Microsoft has issued a warning about a critical new AI vulnerability called "Skeleton Key". This new mode of jailbreak attack can bypass AI guardrails and produce dangerous outputs including producing misinformation or instructions for illegal activities.
Their research highlights a significant threat to the integrity and safety of AI systems. By exploiting this core vulnerability, malicious actors can bypass the built-in safeguards designed to prevent AI models from generating harmful or inappropriate content.
The jailbreak attack has been found to be successful across most leading AI models and has sent shockwaves through the AI development community. It is more crucial than every to ensure there are robust countermeasures in place in every phase of AI development through to deployment.
What is Skeleton Key?
Skeleton Key is a newly discovered form of an AI jailbreak attack. An AI jailbreak attack is a technique used by cybercriminals to bypass the safety measures or guardrails put in place for a generative AI model. These models are typically trained on vast amounts of data and designed to follow specific guidelines to prevent harmful or inappropriate outputs. However, a jailbreak attack aims to get around these restrictions.
AI jailbreak attacks can involve, carefully worded prompts to intentionally mislead the AI, finding ways to bypass the model's filters and directly altering the model's parameters or data.
Skeleton Key works through a multiple step strategy that causes a model to ignore its guardrails. Once the guardrails are ignored, a model will not be able to identify malicious or inappropriate requests compared to a normal request.
This allows the user to make the AI model produce results which are usually forbidden including harmful content. This is a narrowing of the gap between what the model is technical able to do and what the model has been programmed to be allowed to do.
How does an AI Skeleton Key work?
The Skeleton Key attack method can be categorized as Explicit Forced Instruction-Following. This means the attacker directly instructs the AI model to override its safety protocols and generate the desired output, regardless of its potential harmfulness.
The attacker often begins by building rapport with the AI model, positioning themselves as knowledgeable or experienced users. They then subtly introduce new guidelines, framing them as additional safety measures or specific use cases. By continuing to reinforce new rules, the attacker can gradually overwrite the model's original safety protocols.
Read: What Is A Large Language Model?
When the Skeleton Key is successful, the AI model confirms that it has updated its guidelines and will then comply with instructions to produce any content, no matter if it violates its original rules and guidelines.
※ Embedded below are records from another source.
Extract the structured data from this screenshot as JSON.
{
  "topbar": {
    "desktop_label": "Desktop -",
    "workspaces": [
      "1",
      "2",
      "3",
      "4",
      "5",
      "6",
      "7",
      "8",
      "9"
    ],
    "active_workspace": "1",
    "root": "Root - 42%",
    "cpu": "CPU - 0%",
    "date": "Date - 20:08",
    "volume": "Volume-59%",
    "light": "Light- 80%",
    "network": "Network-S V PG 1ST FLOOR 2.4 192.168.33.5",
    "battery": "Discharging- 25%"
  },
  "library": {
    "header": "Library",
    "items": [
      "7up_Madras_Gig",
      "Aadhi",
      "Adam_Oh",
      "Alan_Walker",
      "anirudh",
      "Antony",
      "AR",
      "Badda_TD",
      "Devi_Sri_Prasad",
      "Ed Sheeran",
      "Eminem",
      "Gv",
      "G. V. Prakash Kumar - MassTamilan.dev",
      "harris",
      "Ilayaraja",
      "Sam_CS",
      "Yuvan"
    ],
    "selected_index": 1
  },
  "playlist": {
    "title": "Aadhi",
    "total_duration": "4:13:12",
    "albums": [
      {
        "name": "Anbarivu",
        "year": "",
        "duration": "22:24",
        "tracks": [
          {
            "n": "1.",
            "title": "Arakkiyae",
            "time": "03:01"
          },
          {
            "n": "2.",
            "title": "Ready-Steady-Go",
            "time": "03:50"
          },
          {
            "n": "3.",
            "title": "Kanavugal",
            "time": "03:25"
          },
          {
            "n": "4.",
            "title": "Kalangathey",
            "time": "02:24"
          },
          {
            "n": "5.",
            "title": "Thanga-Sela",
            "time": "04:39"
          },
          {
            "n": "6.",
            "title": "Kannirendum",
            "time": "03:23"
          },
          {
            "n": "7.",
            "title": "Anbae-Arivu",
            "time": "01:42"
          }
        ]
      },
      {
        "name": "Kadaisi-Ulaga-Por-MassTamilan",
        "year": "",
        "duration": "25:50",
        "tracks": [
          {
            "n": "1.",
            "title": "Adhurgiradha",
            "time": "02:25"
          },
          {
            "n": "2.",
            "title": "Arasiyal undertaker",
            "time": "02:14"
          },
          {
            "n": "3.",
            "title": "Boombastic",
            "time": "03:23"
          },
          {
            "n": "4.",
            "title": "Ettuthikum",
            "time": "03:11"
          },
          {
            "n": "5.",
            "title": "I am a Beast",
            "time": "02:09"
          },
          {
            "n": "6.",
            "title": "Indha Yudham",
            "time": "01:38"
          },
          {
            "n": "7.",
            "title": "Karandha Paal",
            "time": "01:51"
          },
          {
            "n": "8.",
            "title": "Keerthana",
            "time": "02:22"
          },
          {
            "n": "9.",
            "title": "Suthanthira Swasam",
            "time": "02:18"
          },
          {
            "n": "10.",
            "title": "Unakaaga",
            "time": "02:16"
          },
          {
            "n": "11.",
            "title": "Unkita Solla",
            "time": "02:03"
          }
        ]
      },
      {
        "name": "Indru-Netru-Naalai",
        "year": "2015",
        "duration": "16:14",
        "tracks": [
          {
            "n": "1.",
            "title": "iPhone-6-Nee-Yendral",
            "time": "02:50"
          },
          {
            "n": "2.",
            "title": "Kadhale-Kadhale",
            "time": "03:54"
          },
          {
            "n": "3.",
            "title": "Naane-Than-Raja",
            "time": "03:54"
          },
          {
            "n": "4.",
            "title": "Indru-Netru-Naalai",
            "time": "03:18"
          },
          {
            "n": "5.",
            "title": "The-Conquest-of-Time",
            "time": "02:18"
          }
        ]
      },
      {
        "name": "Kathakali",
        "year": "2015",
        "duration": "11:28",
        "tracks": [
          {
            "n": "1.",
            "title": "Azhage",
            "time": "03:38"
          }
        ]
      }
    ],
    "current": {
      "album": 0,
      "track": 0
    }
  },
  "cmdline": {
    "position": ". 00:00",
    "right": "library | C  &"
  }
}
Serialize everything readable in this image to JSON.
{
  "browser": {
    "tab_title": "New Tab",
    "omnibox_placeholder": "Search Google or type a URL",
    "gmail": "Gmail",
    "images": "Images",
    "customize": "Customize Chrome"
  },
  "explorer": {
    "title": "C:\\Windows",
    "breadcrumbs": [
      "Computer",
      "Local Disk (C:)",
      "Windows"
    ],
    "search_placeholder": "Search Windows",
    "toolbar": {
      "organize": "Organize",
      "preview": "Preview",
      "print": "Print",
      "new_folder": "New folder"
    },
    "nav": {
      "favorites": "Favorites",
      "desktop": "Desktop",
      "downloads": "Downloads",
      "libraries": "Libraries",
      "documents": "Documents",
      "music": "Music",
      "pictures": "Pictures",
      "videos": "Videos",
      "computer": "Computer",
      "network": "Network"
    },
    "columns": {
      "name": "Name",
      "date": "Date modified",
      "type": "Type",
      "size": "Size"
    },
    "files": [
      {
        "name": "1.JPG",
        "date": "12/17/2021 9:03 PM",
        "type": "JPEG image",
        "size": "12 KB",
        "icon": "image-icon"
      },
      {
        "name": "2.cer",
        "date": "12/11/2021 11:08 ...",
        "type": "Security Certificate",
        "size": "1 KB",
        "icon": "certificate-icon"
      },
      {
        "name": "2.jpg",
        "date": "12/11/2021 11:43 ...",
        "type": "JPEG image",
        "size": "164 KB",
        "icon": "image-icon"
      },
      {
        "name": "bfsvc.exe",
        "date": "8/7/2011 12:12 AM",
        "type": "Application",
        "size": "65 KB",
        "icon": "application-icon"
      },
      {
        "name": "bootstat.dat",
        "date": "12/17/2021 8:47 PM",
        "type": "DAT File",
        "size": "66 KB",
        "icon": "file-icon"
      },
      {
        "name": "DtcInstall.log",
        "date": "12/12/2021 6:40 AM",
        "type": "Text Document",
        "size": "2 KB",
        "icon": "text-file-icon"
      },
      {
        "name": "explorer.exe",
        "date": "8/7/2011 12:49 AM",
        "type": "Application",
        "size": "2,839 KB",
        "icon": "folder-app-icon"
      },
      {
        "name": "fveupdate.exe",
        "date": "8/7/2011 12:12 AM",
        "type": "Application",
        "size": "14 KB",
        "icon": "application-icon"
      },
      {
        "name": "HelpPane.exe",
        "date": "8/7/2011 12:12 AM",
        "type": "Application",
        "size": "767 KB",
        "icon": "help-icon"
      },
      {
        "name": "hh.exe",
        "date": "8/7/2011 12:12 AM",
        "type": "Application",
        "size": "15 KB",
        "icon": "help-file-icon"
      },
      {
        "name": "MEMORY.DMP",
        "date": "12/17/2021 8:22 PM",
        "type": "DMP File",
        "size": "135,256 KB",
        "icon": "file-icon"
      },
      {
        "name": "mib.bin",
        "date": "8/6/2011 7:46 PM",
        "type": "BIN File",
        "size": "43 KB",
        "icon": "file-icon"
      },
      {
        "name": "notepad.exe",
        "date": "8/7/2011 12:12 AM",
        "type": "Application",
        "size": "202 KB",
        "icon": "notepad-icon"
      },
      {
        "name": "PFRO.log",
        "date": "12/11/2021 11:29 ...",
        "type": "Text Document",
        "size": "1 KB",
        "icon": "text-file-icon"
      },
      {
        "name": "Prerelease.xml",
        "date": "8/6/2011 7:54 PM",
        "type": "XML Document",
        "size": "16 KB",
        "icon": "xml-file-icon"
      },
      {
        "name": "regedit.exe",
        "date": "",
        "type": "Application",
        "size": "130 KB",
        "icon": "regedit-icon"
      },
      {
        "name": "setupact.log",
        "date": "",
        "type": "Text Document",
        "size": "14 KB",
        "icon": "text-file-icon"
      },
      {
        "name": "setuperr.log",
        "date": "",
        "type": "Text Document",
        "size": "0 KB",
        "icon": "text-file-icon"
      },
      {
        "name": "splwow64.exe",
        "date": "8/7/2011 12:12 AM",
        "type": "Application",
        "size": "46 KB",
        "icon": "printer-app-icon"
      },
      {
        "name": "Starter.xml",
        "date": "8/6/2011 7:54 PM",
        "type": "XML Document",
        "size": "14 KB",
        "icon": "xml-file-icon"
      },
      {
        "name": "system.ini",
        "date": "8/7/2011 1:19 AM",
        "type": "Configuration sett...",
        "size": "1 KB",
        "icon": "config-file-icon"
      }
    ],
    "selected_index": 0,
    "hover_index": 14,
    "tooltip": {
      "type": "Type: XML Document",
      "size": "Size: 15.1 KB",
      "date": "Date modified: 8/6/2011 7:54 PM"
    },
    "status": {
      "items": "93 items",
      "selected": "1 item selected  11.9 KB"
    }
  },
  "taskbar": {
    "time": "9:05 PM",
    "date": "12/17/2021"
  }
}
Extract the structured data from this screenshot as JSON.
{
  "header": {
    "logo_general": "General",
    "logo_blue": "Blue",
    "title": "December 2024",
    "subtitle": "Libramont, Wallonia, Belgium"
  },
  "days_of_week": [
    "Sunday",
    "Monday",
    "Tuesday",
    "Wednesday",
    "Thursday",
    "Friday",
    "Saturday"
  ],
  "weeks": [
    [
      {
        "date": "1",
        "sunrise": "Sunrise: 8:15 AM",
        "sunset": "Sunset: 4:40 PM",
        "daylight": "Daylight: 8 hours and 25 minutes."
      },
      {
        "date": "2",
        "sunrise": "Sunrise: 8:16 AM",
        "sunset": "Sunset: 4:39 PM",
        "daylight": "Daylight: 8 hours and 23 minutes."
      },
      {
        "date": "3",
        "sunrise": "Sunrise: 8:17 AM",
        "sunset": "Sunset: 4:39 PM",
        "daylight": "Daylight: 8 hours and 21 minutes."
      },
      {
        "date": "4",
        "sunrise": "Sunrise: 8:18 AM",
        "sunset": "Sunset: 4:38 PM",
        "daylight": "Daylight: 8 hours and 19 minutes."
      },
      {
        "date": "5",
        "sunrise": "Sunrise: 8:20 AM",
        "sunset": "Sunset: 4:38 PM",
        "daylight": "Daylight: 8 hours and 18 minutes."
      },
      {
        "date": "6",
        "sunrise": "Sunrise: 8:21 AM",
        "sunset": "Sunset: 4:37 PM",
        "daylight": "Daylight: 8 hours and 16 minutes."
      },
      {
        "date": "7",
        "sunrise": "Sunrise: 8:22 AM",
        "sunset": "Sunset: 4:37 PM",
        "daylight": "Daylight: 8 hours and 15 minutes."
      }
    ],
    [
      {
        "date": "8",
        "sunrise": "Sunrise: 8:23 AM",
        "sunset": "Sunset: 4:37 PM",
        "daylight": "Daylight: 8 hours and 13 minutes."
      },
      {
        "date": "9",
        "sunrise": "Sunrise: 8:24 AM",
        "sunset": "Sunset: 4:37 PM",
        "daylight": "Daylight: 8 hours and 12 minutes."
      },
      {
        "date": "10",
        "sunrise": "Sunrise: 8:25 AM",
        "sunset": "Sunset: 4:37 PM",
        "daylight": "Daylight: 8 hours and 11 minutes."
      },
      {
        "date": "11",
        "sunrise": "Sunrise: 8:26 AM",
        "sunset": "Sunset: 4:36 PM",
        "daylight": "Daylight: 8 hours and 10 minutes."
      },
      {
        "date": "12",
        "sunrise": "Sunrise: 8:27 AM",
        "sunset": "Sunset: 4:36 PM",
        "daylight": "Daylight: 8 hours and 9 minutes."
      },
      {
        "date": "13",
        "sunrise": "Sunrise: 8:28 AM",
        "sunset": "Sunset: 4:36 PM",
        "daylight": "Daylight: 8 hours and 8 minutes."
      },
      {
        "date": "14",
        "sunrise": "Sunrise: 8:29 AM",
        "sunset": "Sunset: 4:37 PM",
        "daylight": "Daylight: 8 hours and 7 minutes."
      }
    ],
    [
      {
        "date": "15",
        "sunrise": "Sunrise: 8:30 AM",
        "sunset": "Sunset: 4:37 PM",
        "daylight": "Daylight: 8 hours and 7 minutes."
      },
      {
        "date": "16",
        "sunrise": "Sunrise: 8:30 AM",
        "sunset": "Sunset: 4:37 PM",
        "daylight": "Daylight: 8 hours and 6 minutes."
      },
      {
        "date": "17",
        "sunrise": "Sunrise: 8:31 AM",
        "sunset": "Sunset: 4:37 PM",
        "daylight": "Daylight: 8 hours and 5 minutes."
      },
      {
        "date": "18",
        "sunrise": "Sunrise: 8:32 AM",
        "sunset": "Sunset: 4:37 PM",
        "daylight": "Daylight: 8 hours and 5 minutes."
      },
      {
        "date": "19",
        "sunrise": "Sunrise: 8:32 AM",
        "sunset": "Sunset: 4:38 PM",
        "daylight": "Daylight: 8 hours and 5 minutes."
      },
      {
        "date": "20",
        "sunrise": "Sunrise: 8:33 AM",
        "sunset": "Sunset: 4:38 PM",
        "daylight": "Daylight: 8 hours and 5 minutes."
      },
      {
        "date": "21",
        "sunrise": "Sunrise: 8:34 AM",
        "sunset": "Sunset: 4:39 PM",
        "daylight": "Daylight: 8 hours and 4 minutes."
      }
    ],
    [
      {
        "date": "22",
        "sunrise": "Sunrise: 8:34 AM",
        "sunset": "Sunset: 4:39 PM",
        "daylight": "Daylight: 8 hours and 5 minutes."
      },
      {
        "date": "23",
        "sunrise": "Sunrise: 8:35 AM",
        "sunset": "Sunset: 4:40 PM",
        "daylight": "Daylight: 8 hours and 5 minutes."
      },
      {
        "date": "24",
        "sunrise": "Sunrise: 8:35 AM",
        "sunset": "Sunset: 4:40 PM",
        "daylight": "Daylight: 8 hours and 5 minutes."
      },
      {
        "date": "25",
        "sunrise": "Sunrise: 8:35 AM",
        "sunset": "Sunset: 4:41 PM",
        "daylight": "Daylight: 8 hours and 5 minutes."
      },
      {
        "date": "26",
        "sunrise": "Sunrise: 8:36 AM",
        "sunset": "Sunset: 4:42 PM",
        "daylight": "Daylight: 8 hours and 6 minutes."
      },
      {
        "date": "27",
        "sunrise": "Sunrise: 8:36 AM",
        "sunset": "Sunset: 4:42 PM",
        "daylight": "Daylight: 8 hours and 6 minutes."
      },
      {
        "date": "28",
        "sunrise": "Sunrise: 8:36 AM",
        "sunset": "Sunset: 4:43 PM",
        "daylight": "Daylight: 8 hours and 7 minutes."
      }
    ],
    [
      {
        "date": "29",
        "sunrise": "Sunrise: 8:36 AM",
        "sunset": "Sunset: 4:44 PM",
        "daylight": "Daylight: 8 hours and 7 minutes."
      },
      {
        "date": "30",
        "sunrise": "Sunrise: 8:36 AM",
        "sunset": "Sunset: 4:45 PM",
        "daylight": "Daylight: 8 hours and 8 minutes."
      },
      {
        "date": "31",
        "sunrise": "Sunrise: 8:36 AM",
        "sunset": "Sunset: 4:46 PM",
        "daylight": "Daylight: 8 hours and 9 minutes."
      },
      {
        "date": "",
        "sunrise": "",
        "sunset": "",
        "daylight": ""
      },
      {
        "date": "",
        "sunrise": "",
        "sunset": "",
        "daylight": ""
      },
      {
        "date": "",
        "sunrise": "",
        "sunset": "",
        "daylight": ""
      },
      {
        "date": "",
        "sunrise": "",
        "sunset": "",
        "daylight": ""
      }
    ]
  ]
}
How to protect against Skeleton Key attacks?
To protect against AI Skeleton Key attacks, Microsoft recommends AI model developer deeply consider how this type of attack could impact your threat model and prioritize it within your AI red team.
Microsoft have confirmed that in their testing they have found Skeleton Key jailbreak is successful in many of the leading AI models including:
- Meta Llama3-70b-instruct
- Google Gemini Pro
- OpenAI GPT 3.5 Turbo
- OpenAI GPT 4o
- Mistral Large
- Anthropic Claude 3 Opus
- Cohere Commander R Plus
Microsoft has made software updates to their LLM technology and outlines steps for other companies to do the same. These recommended updates include:
- Input filtering to detect and blocks inputs that contain harmful intent that could trigger a to a jailbreak attack.
- Prompt engineering the system prompts to instruct the large language mode on appropriate behavior and to provide additional safeguards.
- Output filtering such as a post-processing filter that identifies that prevents output generated by the model.
- Abuse monitoring that is well trained on recent examples.
Beyond sharing dangerous information, the consequences of leaving the Skeleton Key vulnerability unaddressed are huge and far-reaching, and could potentially impact important sectors across society. Companies relying on AI-powered systems could suffer significant financial losses due to data breaches, reputational damage, and legal trouble.
Skeleton Key attacks could severely damage public trust in AI technology. As people become aware of the ease with which AI systems can be manipulated, they may become hesitant to adopt AI-driven solutions. If this contributes to a climate of uncertainty and fear surrounding AI security this could discourage investment in AI research and development and postpone future revolutionary developments.